Stoke-on-Trent, March 2015: the resemblance to downtown Kabul is uncanny, only the biting cold winds coming in from the Urals tell you that you are not in Afghanistan or some other Middle Eastern war zone. After the collapse of the local economy, the far right (always pretty popular in these parts) are now in the ascendant and run the local council. As the EDL and The BNP have become emboldened and ambitious, Westminster has cut off funding alarmed at this rogue state within its own borders.
Of course this has given the more virulent racists even more licence to vent their deepest hatreds and the city blazes with nightly race riots. Even the students up on the hill at the nearby university are far from safe if any of them are foolish enough to come down to the city to do their shopping. Not that there is much to buy in the blighted shopping arcades, their once glossy surfaces now reflecting only wreckage and decay.

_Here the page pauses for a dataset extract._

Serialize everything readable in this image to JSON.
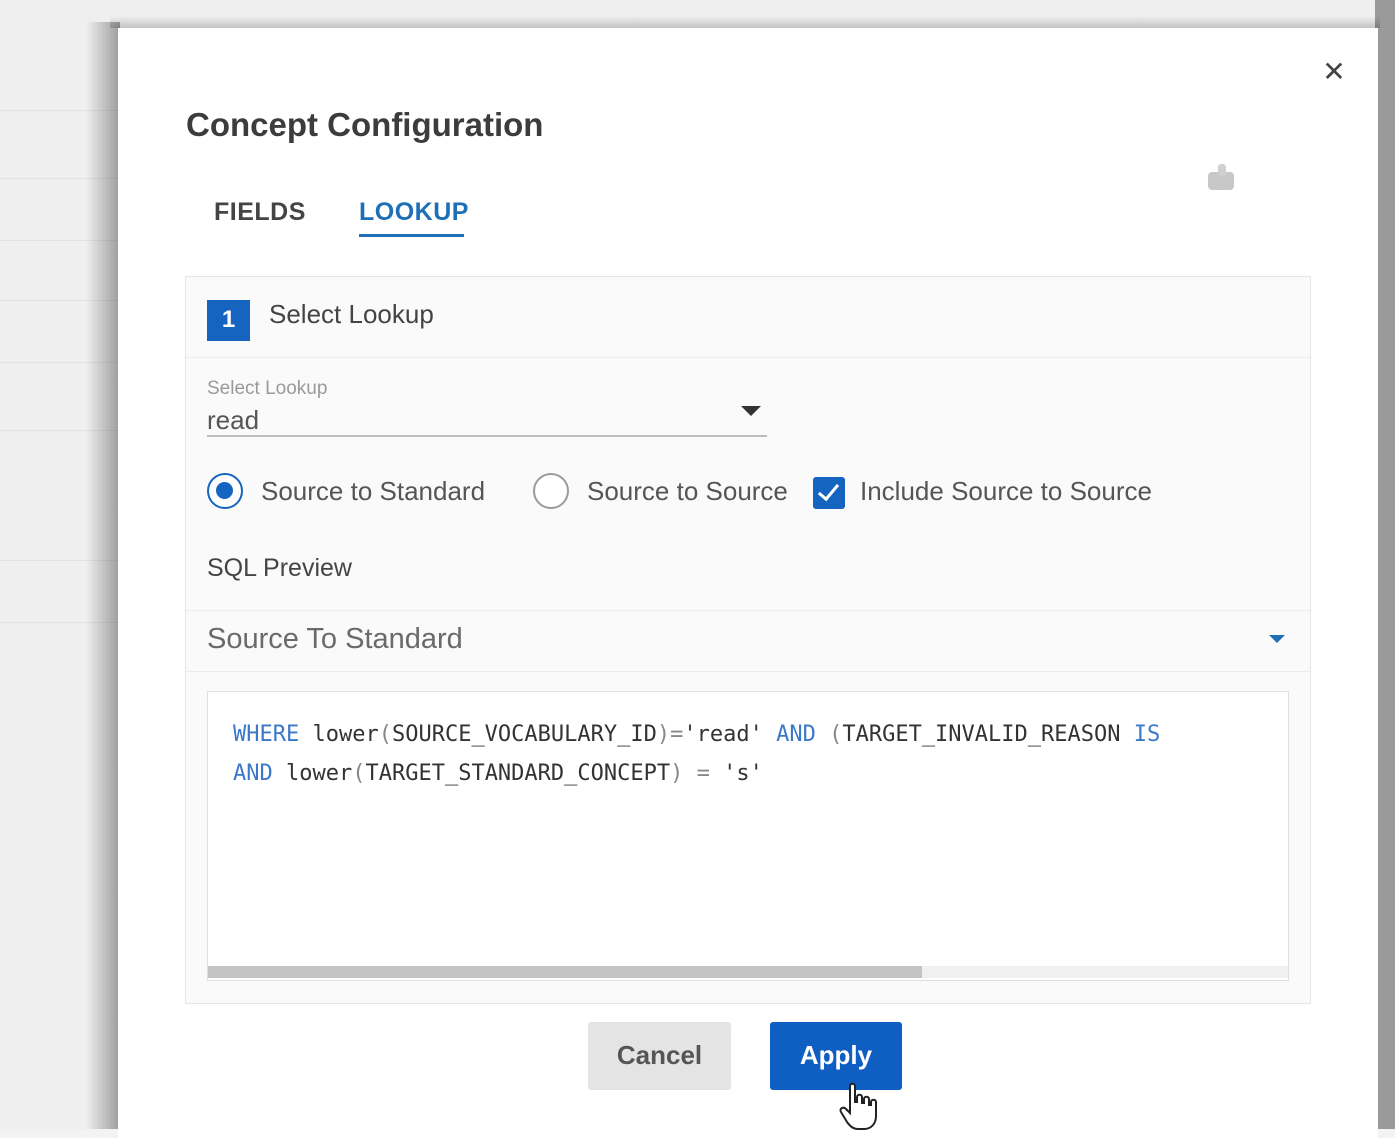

In the final tragic insult to the city’s pride 17 times World Darts Champion Phil Taylor has moved to Wolverhampton saying that he can’t stand to live in the city where he was born and raised. “I just don’t recognise the place anymore” wept The Power as he packed his bags. But how could all this come to pass in just a few short years?
For the answer to this we have to travel back in time to March 2012 and to a courtroom. A man in a baseball cap is on trial.
Stoke City manager Tony Pulis has been caught doing 96mph in his BMW in a 60mph zone, the potential punishment could see him exceed 12 penalty points and get a driving ban, his licence is literally on the line. As Pulis’ lawyer makes clear the ramifications are enormous, evoking every great courtroom drama from To Kill A Mockingbird to A Few Good Men he pleads,
“As a result of being in the Premier League it has put Stoke-on-Trent on the map. It has led to numerous businesses being set up. A number of them are totally reliant on Stoke City, and those businesses would suffer if they were relegated. The people of Stoke-on-Trent could suffer if Mr Pulis lost his licence and lost his job.”
Thankfully magistrate Donnie Clarke was swayed by the power of this rhetoric, Pulis kept his driving licence and the dystopian nightmare outlined above will not be visited upon Stoke-on-Trent.
An unkinder person than me might argue that a dystopian nightmare has already been visited upon Stoke-on-Trent but that would be getting off the point. I think Donnie the magistrate knew that Pulis was on shaky ground and revealed as much when he said,
“You will not be able to use this defence again in any other proceedings in the next three years.”
He may as well have said “you are obviously talking nonsense but seeing as you tried to come up with something better ‘than the dog at my homework’ I will let you off this time but you will have to try harder next time”.
Ignoring the fact that Pulis losing his licence would not mean that he would lose his job (does he drive the team bus to matches or something?), I will also ignore the fact that even if he did lose his job that would not mean that Stoke would be relegated. Perhaps they would thrive and be less of an eyesore? I will further ignore the fact that Stoke FC has not put the city on the map (maybe as a place to avoid) because they already had Josiah Wedgwood and Alton Towers.
Now I like football, a lot, it is quite simply the greatest sport ever invented and I also consider it an important social artefact… But when a lawyer can stand up in court, presumably with a straight face, and argue that Tony Pulis losing his driving licence will bring about the ruination of the local economy AND WIN then things have gone much too far. Is football’s sense of its own importance being reflected back to it too strongly by the wider society?
Granted that Pulis and his lawyer were simply trying any argument that would avoid a driving ban, but I still think it is striking that they would choose to use the argument of how important he is to society in order to escape punishment. He is a football manager for heavens sake, nothing more. How did Harry Redknapp manage to convince the jury in his recent tax case that he was innocent? Amongst other things I think there was a psychological factor at play, the jurors felt reluctant to convict the man that has been anointed (by his cronies in the media) as the next manager of the national side, too big to jail?
On a similar theme it is worth considering why John Terry’s trail for alleged racial abuse was put back to after Euro 2012. Could it be that it was deemed expedient to try the case after the tournament to avoid major disruption for the team in the build up?
Football and the wider society seems to be in some kind of weird feedback loop at the moment. The importance of the game appears to be getting magnified and then reflected back onto society and clearly some people are using this to their own advantage. It’s a funny old game.